What rings true in each person may be very different, and that’s okay, in Essential Teachings by the Dalai Lama he said a few things that really struck home about religion:

  • Religion, in all its forms, has as its root endless compassion (ix).
  • Exchange with another tradition can only lead to enrichment of your own. What is there to fear (xvii)?
  • He learned about service from Christianity. "This service to other beings is essential. Buddhists too often think meditating is enough. Meditation is not enough. We must help others. Compassion must be active, otherwise it is lazy" (xviii).
  • When asked about a world religion: "No world religion. We have enough religions. Enough religions but not enough real human beings. Religions should learn from each other, respect each other, but keep their identity. Some poeple like tomatoes; some people like bread. People should be free to eat what they want and people should be able to choose what religion is most useful to their growth. Don’t let us talk too much of religion. Let us talk of what is human. . . Our world is forgetting what is essential [love and kindness], what is essentially human (xviii).
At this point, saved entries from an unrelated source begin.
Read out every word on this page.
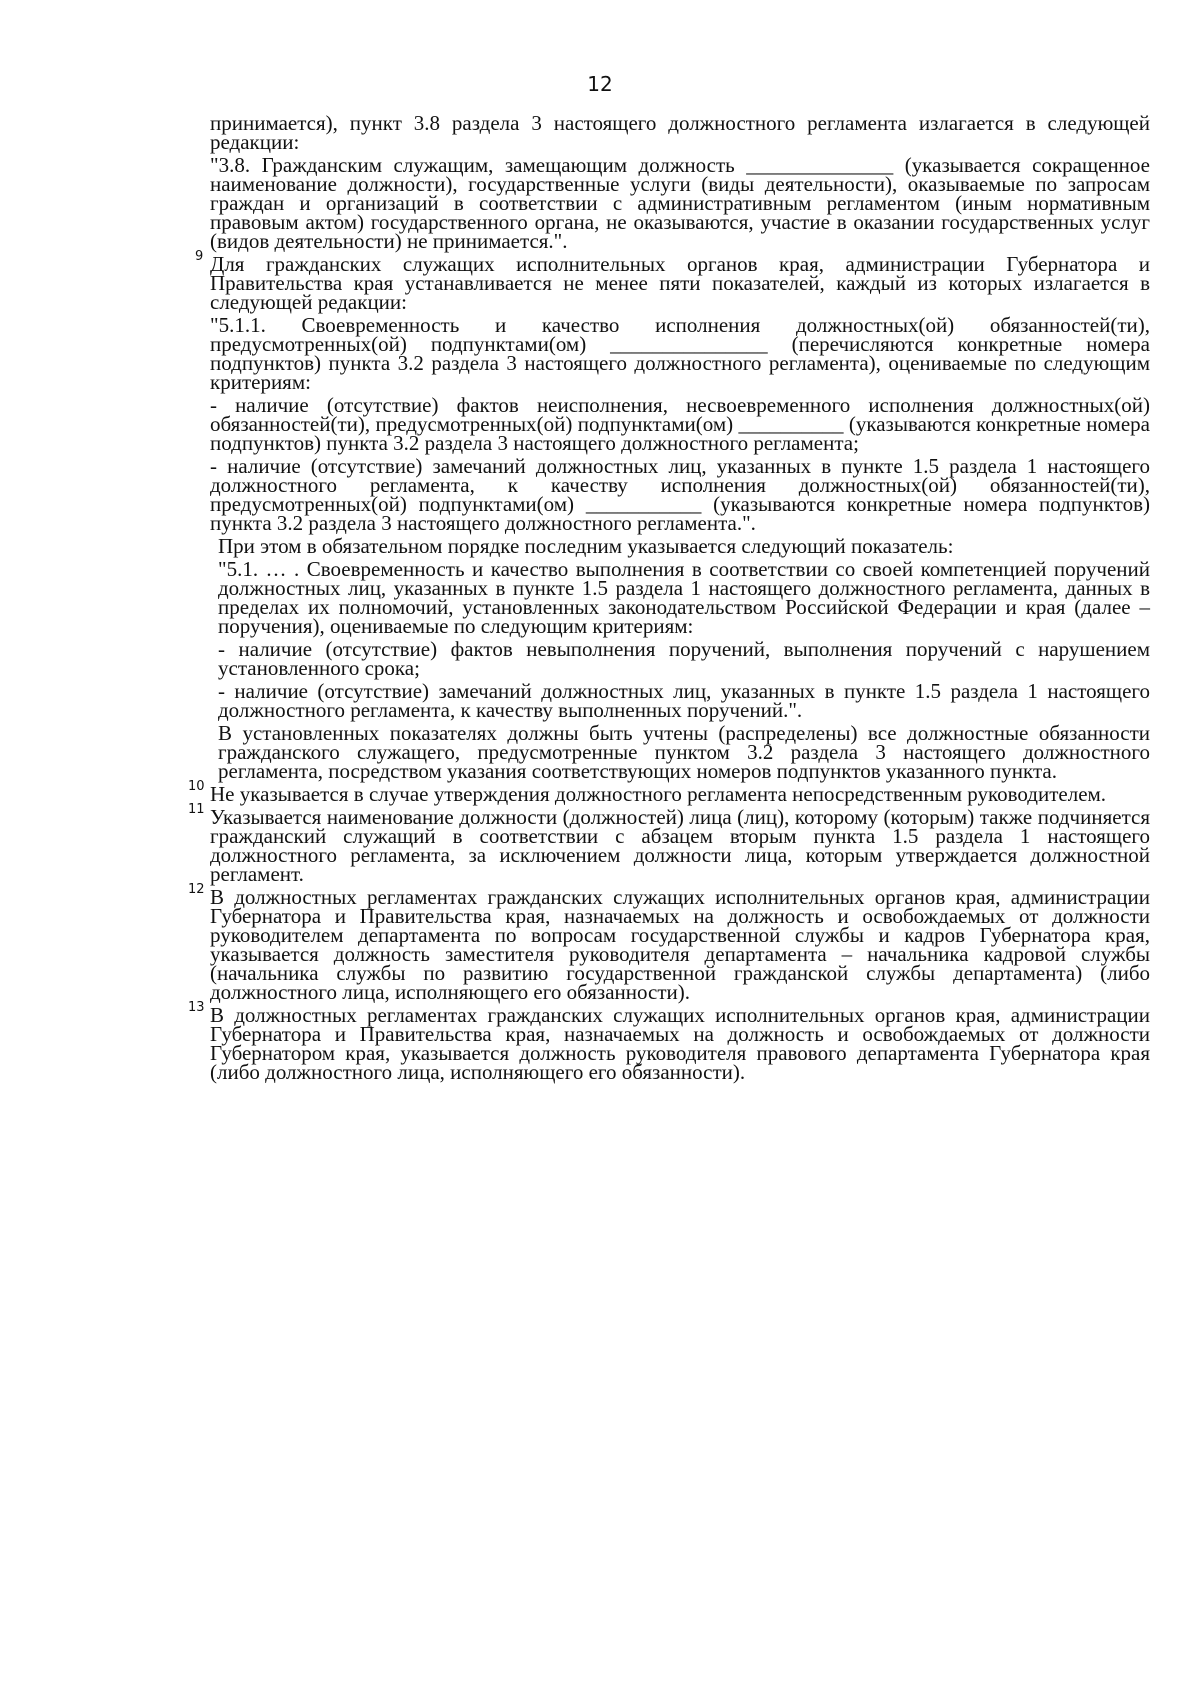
12

принимается), пункт 3.8 раздела 3 настоящего должностного регламента излагается в следующей редакции:

"3.8. Гражданским служащим, замещающим должность ______________ (указывается сокращенное наименование должности), государственные услуги (виды деятельности), оказываемые по запросам граждан и организаций в соответствии с административным регламентом (иным нормативным правовым актом) государственного органа, не оказываются, участие в оказании государственных услуг (видов деятельности) не принимается.".

9 Для гражданских служащих исполнительных органов края, администрации Губернатора и Правительства края устанавливается не менее пяти показателей, каждый из которых излагается в следующей редакции:

"5.1.1. Своевременность и качество исполнения должностных(ой) обязанностей(ти), предусмотренных(ой) подпунктами(ом) _______________ (перечисляются конкретные номера подпунктов) пункта 3.2 раздела 3 настоящего должностного регламента), оцениваемые по следующим критериям:

- наличие (отсутствие) фактов неисполнения, несвоевременного исполнения должностных(ой) обязанностей(ти), предусмотренных(ой) подпунктами(ом) __________ (указываются конкретные номера подпунктов) пункта 3.2 раздела 3 настоящего должностного регламента;

- наличие (отсутствие) замечаний должностных лиц, указанных в пункте 1.5 раздела 1 настоящего должностного регламента, к качеству исполнения должностных(ой) обязанностей(ти), предусмотренных(ой) подпунктами(ом) ___________ (указываются конкретные номера подпунктов) пункта 3.2 раздела 3 настоящего должностного регламента.".

При этом в обязательном порядке последним указывается следующий показатель:

"5.1. … . Своевременность и качество выполнения в соответствии со своей компетенцией поручений должностных лиц, указанных в пункте 1.5 раздела 1 настоящего должностного регламента, данных в пределах их полномочий, установленных законодательством Российской Федерации и края (далее – поручения), оцениваемые по следующим критериям:

- наличие (отсутствие) фактов невыполнения поручений, выполнения поручений с нарушением установленного срока;

- наличие (отсутствие) замечаний должностных лиц, указанных в пункте 1.5 раздела 1 настоящего должностного регламента, к качеству выполненных поручений.".

В установленных показателях должны быть учтены (распределены) все должностные обязанности гражданского служащего, предусмотренные пунктом 3.2 раздела 3 настоящего должностного регламента, посредством указания соответствующих номеров подпунктов указанного пункта.

10 Не указывается в случае утверждения должностного регламента непосредственным руководителем.

11 Указывается наименование должности (должностей) лица (лиц), которому (которым) также подчиняется гражданский служащий в соответствии с абзацем вторым пункта 1.5 раздела 1 настоящего должностного регламента, за исключением должности лица, которым утверждается должностной регламент.

12 В должностных регламентах гражданских служащих исполнительных органов края, администрации Губернатора и Правительства края, назначаемых на должность и освобождаемых от должности руководителем департамента по вопросам государственной службы и кадров Губернатора края, указывается должность заместителя руководителя департамента – начальника кадровой службы (начальника службы по развитию государственной гражданской службы департамента) (либо должностного лица, исполняющего его обязанности).

13 В должностных регламентах гражданских служащих исполнительных органов края, администрации Губернатора и Правительства края, назначаемых на должность и освобождаемых от должности Губернатором края, указывается должность руководителя правового департамента Губернатора края (либо должностного лица, исполняющего его обязанности).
So while right now I may not know exactly what I believe about what happens after death, or what happened at the beginning of the world, I do know what rings true to my heart about how to live and believe right this moment, and I’m okay with that, it’s enough. I know I’ve pointed to this poem on more than one occassion, but I’ll do so again because it was probably one of the first things so many years ago that opened my mind to the possiblity of  (as Chodron said) continually looking one’s beliefs straight in the face, honestly and clearly, and then steping beyond them:

Progress

Let there be many windows to your soul,
That all the glory of the universe
May beautify it. Not the narrow pane
Of one poor creed can catch the radiant rays
That shine from countless sources. Tear away
The blinds of superstition; let the light
Pour through fair windows broad as truth itself
And high as God.

Why should the spirit peer
Through some priest-curtained orifice, and grope
Along dim corridors of doubt, when all
The splendor from unfathomed seas of space
Might bathe it with the golden waves of Love?
Sweep up the debris of decaying faiths;
Sweep down the cobwebs of worn-out beliefs,
And throw your soul wide open to the light
Of Reason and of Knowledge. Tune your ear
To all the wordless music of the stars
And to the voice of Nature, and your heart
Shall turn to truth and goodness as the plant
Turns to the sun. A thousand unseen hands
Reach down to help you to their peace-crowned heights,
And all the forces of the firmament
Shall fortify your strength. Be not afraid
To thrust aside half-truths and grasp the whole.

~Ella Wheeler Wilcox 

~ by kelly on Monday, 26 June 2006.

One Response to “Stepping beyond…”

  1. I haven’t read Pima - it looks good. I’ll have to look for one of those books! Thanks!